BRINDISI - Si indaga per dare un volto al complice del rapinatore fermato ieri sera dopo l'assalto al supermercato Simply di via Alessandro Volta, a Mesagne, e per identificare i due individui che hanno svaligiato, sempre in serata, la gioielleria Lanzillotti di via Giosué Carducci, a Carovigno. Sul primo fronte procedono i poliziotti del commissariato di Mesagne diretti dal vicequestore Sabrina Manzone.

Ascoltato in commissariato subito dopo l'arresto, il latianese Gianfranco Costantino, 20 anni, si è mostrato poco collaborativo con le forze dell'ordine. Il giovane non ha fatto il nome del complice con cui, intorno alle 19, è entrato all'interno del Simply. Entrambi erano armati di taglierino e avevano il volto coperto da passamontagna. Si sono diretti verso due diverse casse e hanno sradicato i rispettivi cassetti contenenti il denaro.

Nel discount c'erano una decina di clienti. Una cassiera, temendo per l'incolumità della figlia del titolare, Ivano Guarini, ha preso la piccola in braccio e l'ha portata con sé nel retrobottega. I banditi, una volta afferrato il bottino, hanno abbandonato le armi vicino le casse e hanno lasciato a piedi il locale. Costantino è stato bloccato dopo pochi metri di fuga da un coraggioso dipendente.

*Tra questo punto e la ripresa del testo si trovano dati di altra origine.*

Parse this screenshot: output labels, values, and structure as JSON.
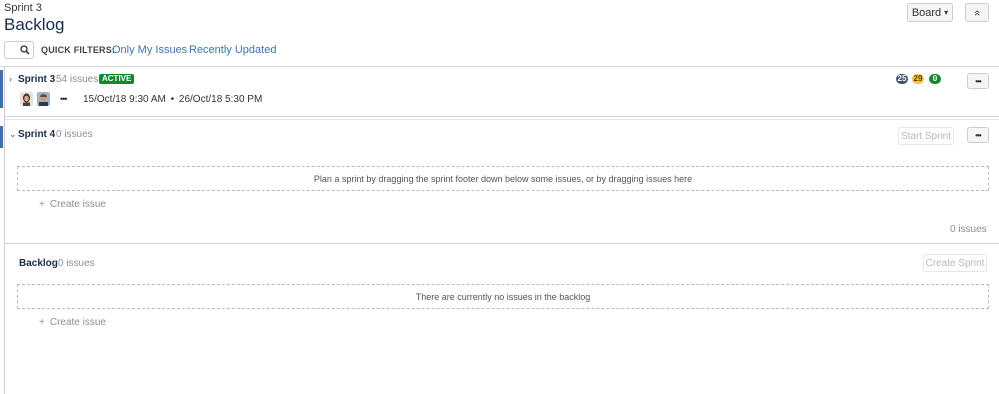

Il suo complice, invece, si è dileguato con il denaro, il cui ammontare è ancora da quantificare. I poliziotti gli danno la caccia da ieri. Al momento, si propende per l'ipotesi che possa trattarsi di un concittadino di Costantino, anche se non si può escludere a priori che fosse una persona del posto. Gli investigatori sperano di trarre importanti indicazioni dalle immagini riprese dalle telecamere di sicurezza di cui è dotato il supermarket.

Confidano nell'ausilio delle telecamere anche i carabinieri che indagano sulla rapina ai danni della gioielleria Lanzillotti di Carovigno. Il negozio si trova in una strada parallela a quella della stazione dei carabinieri, a circa 100 metri in linea d'aria, e alle spalle dell'ufficio postale. Anche in questo caso, il colpo è stato messo a segno intorno alle 19, da parte di due individui che hanno agito a volto scoperto. Uno di essi era armato di pistola.

Entrambi hanno varcato la soglia del locale, hanno minacciato il titolare dell'attività commerciale con l'arma e l'hanno costretto a consegnare loro alcuni monili d'oro, il cui valore non è ancora stato stimato. Dopo di che, sono fuggiti a piedi imboccando una delle vie limitrofe. Intervenuti subito sul posto, i carabinieri della compagnia di San Vito dei Normanni hanno acquisito le immagini riprese dall'impianto di videosorveglianza di cui è dotata la gioielleria. Le ricerche dei banditi sono andate avanti fino a tarda serata.